When performing a data-parallel computation, a parallel query serves to filter the objects that are submitted for analysis on each grid server. This avoids the performance bottleneck caused by shipping keys and objects across the network. The data-parallel computation also reduces the usage of parallel queries by moving the analysis into the IMDG.
The object-oriented data model simplifies the construction of data-parallel analysis in several ways. First, it partitions the data set into a collection of logically related entities (instances of a type) which can be independently analyzed. These objects form the domain decomposition needed for parallel execution, as discussed in the previous blog. Second, it enables the analysis code to be conveniently represented as a method on the type. Lastly, it enables the results of the parallel analysis to be structured as another collection of objects, usually of a different type, which can be combined or fed to another data-parallel operation (as is the case with Hadoop MapReduce).
Because the IMDG distributes the objects within a collection to all grid servers, it automatically ensures that the domain for data-parallel execution is load-balanced across the cluster. This maximizes overall throughput by balancing the analysis workload across the servers.
For example, consider the financial services example we saw in the previous blog in which the IMDG holds a collection of “strategy” objects for a hedge fund, each of which represents a market sector, such as high tech or real estate, and holds the equity positions and rules for that market sector. A data-parallel computation can independently update each strategy object with a snapshot of market price changes and then evaluate the strategy to determine if stock trades are needed. By performing this analysis in parallel across all strategies, results can be generated in milliseconds instead of several minutes needed by conventional disk-based, sequential analysis.

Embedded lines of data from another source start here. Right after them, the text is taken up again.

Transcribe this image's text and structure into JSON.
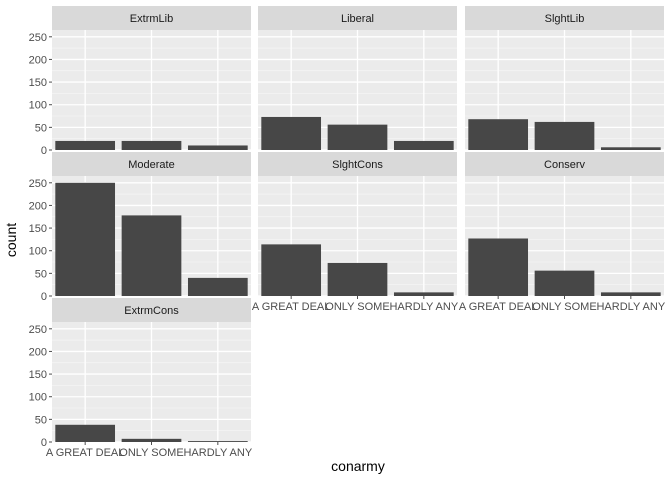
{
  "chart_data": {
    "type": "bar",
    "faceted": true,
    "xlabel": "conarmy",
    "ylabel": "count",
    "categories": [
      "A GREAT DEAL",
      "ONLY SOME",
      "HARDLY ANY"
    ],
    "ylim": [
      0,
      265
    ],
    "yticks": [
      0,
      50,
      100,
      150,
      200,
      250
    ],
    "grid": true,
    "colors": {
      "bar": "#474747",
      "panel": "#ebebeb",
      "strip": "#d9d9d9",
      "grid_major": "#ffffff",
      "tick": "#4d4d4d"
    },
    "facets": [
      {
        "name": "ExtrmLib",
        "values": [
          20,
          20,
          10
        ]
      },
      {
        "name": "Liberal",
        "values": [
          73,
          56,
          20
        ]
      },
      {
        "name": "SlghtLib",
        "values": [
          68,
          62,
          6
        ]
      },
      {
        "name": "Moderate",
        "values": [
          250,
          178,
          40
        ]
      },
      {
        "name": "SlghtCons",
        "values": [
          114,
          73,
          8
        ]
      },
      {
        "name": "Conserv",
        "values": [
          127,
          56,
          8
        ]
      },
      {
        "name": "ExtrmCons",
        "values": [
          38,
          7,
          2
        ]
      }
    ]
  }
}
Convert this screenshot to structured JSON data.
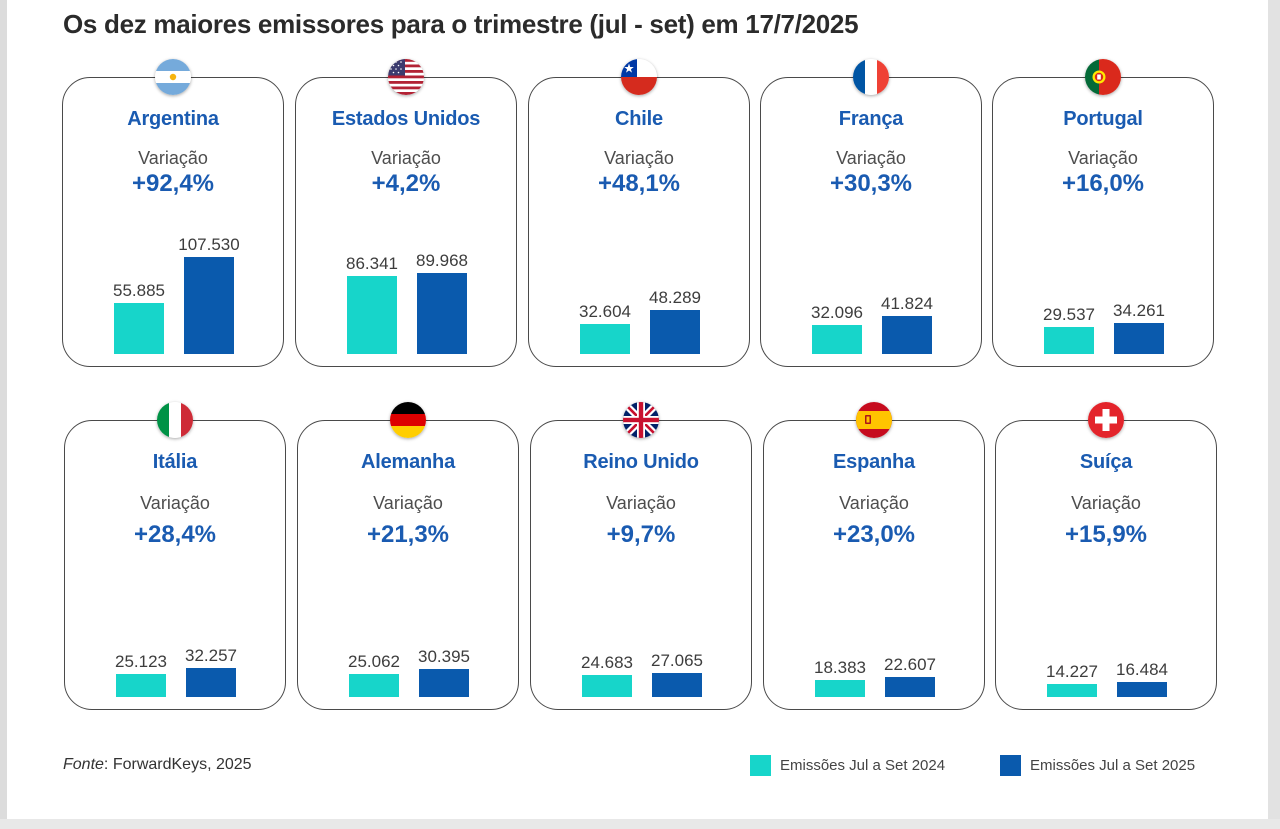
{
  "title": "Os dez maiores emissores para o trimestre (jul - set) em 17/7/2025",
  "variation_label": "Variação",
  "source": {
    "prefix": "Fonte",
    "text": ": ForwardKeys, 2025"
  },
  "legend": [
    {
      "label": "Emissões Jul a Set 2024",
      "color": "#17d5ca"
    },
    {
      "label": "Emissões Jul a Set 2025",
      "color": "#0a5aad"
    }
  ],
  "colors": {
    "series_2024": "#17d5ca",
    "series_2025": "#0a5aad",
    "accent_text": "#1a5bb1"
  },
  "chart_data": {
    "type": "bar",
    "title": "Os dez maiores emissores para o trimestre (jul - set) em 17/7/2025",
    "series": [
      {
        "name": "Emissões Jul a Set 2024"
      },
      {
        "name": "Emissões Jul a Set 2025"
      }
    ],
    "countries": [
      {
        "name": "Argentina",
        "flag": "argentina-flag-icon",
        "variation": "+92,4%",
        "v2024": 55885,
        "v2025": 107530,
        "label2024": "55.885",
        "label2025": "107.530"
      },
      {
        "name": "Estados Unidos",
        "flag": "usa-flag-icon",
        "variation": "+4,2%",
        "v2024": 86341,
        "v2025": 89968,
        "label2024": "86.341",
        "label2025": "89.968"
      },
      {
        "name": "Chile",
        "flag": "chile-flag-icon",
        "variation": "+48,1%",
        "v2024": 32604,
        "v2025": 48289,
        "label2024": "32.604",
        "label2025": "48.289"
      },
      {
        "name": "França",
        "flag": "france-flag-icon",
        "variation": "+30,3%",
        "v2024": 32096,
        "v2025": 41824,
        "label2024": "32.096",
        "label2025": "41.824"
      },
      {
        "name": "Portugal",
        "flag": "portugal-flag-icon",
        "variation": "+16,0%",
        "v2024": 29537,
        "v2025": 34261,
        "label2024": "29.537",
        "label2025": "34.261"
      },
      {
        "name": "Itália",
        "flag": "italy-flag-icon",
        "variation": "+28,4%",
        "v2024": 25123,
        "v2025": 32257,
        "label2024": "25.123",
        "label2025": "32.257"
      },
      {
        "name": "Alemanha",
        "flag": "germany-flag-icon",
        "variation": "+21,3%",
        "v2024": 25062,
        "v2025": 30395,
        "label2024": "25.062",
        "label2025": "30.395"
      },
      {
        "name": "Reino Unido",
        "flag": "uk-flag-icon",
        "variation": "+9,7%",
        "v2024": 24683,
        "v2025": 27065,
        "label2024": "24.683",
        "label2025": "27.065"
      },
      {
        "name": "Espanha",
        "flag": "spain-flag-icon",
        "variation": "+23,0%",
        "v2024": 18383,
        "v2025": 22607,
        "label2024": "18.383",
        "label2025": "22.607"
      },
      {
        "name": "Suíça",
        "flag": "switzerland-flag-icon",
        "variation": "+15,9%",
        "v2024": 14227,
        "v2025": 16484,
        "label2024": "14.227",
        "label2025": "16.484"
      }
    ]
  }
}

The following diagram shows how each IMDG server within a cluster can analyze local objects resulting from a parallel query, thereby avoiding data motion across the network. This diagram illustrates the multi-core “parallel method invocation” engine implemented by ScaleOut ComputeServer. Note that locally selected objects are analyzed using the application’s Analyze method; analysis results then are combined by the Merge method and flow back into the server’s local memory for optional combining across servers.
Each server in the IMDG’s cluster run a portion of the data-parallel computation on locally selected objects, as illustrated below:
To simplify running data-parallel analyses, some IMDGs, such as ScaleOut ComputeServer, can ship the application code to all grid servers and initialize the execution environment (i.e., start up JVMs or .NET runtimes). In addition, the IMDG’s use of object collections streamlines multiple data-parallel operations. For example, ScaleOut hServer uses the IMDG to run both the Map and Reduce phases as data-parallel operations, staging intermediate data within the IMDG to minimize overall execution time. Object collections also reduce the complexity and overhead of Hadoop’s input and output formats and enable automatic optimizations (e.g., automatically creating splits and partitions).
Object-oriented programming gives IMDGs an efficient and well understood means to hold business logic state, perform queries, and structure data-parallel computations. This allows IMDGs to be seamlessly integrated into operational systems and perform real-time analytics on “live” data, opening up many new opportunities to add value to these systems.